Features: Fall Colors — Lake — River/Creek — Views — Waterfall — Wildlife
Though running would be tough in certain portions, other portions would make for a very pleasant run!
This long trail is a great alternate route for those looking to enjoy more of the High Peaks on the way to Mount Marcy. At the trailhead, there is a moderate parking area that has room for between 10-20 cars.
As you start out on your journey, the going will be fairly easy. In this first section, the trail follows an old road trace so there is often room to run two abreast. The trail is still rocky, so do watch your ankles! You'll pass through a mixed forest of birch, beech, and other Adirondack natives that will shade your way. Especially in the summer months, the shade is much appreciated.
You'll cross over both Nellie and Guideboard Brook. It's worth noting that stopping to fill up water at Guideboard Brook is recommended. There are bridges over both bodies of water, and you won't have to worry about getting your boots wet... Yet.
As you continue on, the track will narrow. You'll have to work your way up and over a ridge, and while not overly steep, this initial climb makes a noticeable change from the flat running that you've been enjoying. After reaching a brief peak, you'll enjoy a brief descent into the most notable part of this trail. At the bottom of the slope, you'll need to make your way through the infamous Marcy Swamp.

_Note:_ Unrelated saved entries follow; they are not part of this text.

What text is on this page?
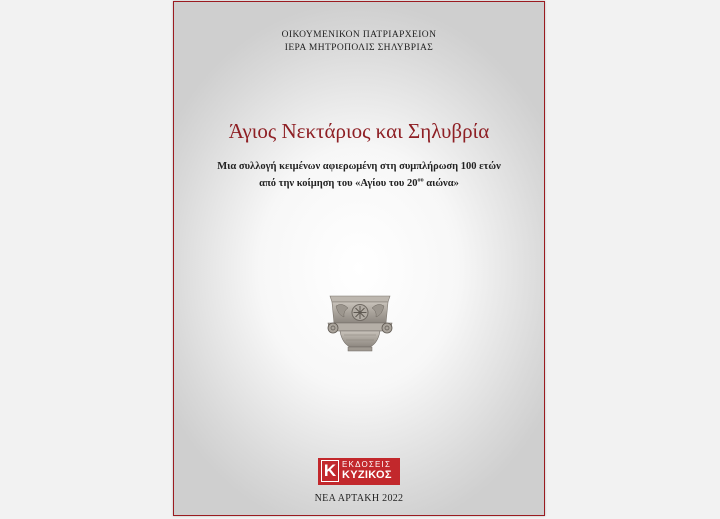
ΟΙΚΟΥΜΕΝΙΚΟΝ ΠΑΤΡΙΑΡΧΕΙΟΝ
ΙΕΡΑ ΜΗΤΡΟΠΟΛΙΣ ΣΗΛΥΒΡΙΑΣ
Άγιος Νεκτάριος και Σηλυβρία
Μια συλλογή κειμένων αφιερωμένη στη συμπλήρωση 100 ετών
από την κοίμηση του «Αγίου του $20^{o\upsilon}$ αιώνα»
K ΕΚΔΟΣΕΙΣ
ΚΥΖΙΚΟΣ
ΝΕΑ ΑΡΤΑΚΗ 2022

While the segment leading through Marcy Swamp is short, it is time-consuming, and aside from the novelty of negotiating a swamp, mostly Type 2 fun. There are blazes and many log bridges spanning the wettest sections, but you'll likely still leave with muddy boots. The vegetation is mostly lower growing here, and the sun can be fierce in the summer months. Combined with the humidity of this section, you'll be happy to see the other side.
Once you reach the other side of the swamp, you'll begin a slow and steady ascent towards Panther Gorge and Mount Marcy. The vegetation transitions sharply, and the willows of the swamp will transition to a mixed forest of both deciduous and evergreen trees. Though you'll be making your way up, the path is quite pleasant as most of the tread is softened by needle-fall. As you continue to gain elevation, the deciduous trees will thin, and the forest will become predominantly evergreen.
About 2.5 miles from the swamp, the trail will begin a steep uptick, and you'll really notice the elevation gain. This is the final push towards Panther Gorge. Commonly regarded as one of the most beautiful locations in the High Peaks (though those partial to Avalanche Lake may disagree) Panther Gorge makes for an excellent place to stop. With a thundering fall located near the trail and sweeping views to the south and west, the effort will be well worthwhile. Continue past a lean-to reach the Four Corners intersection and continue on your way.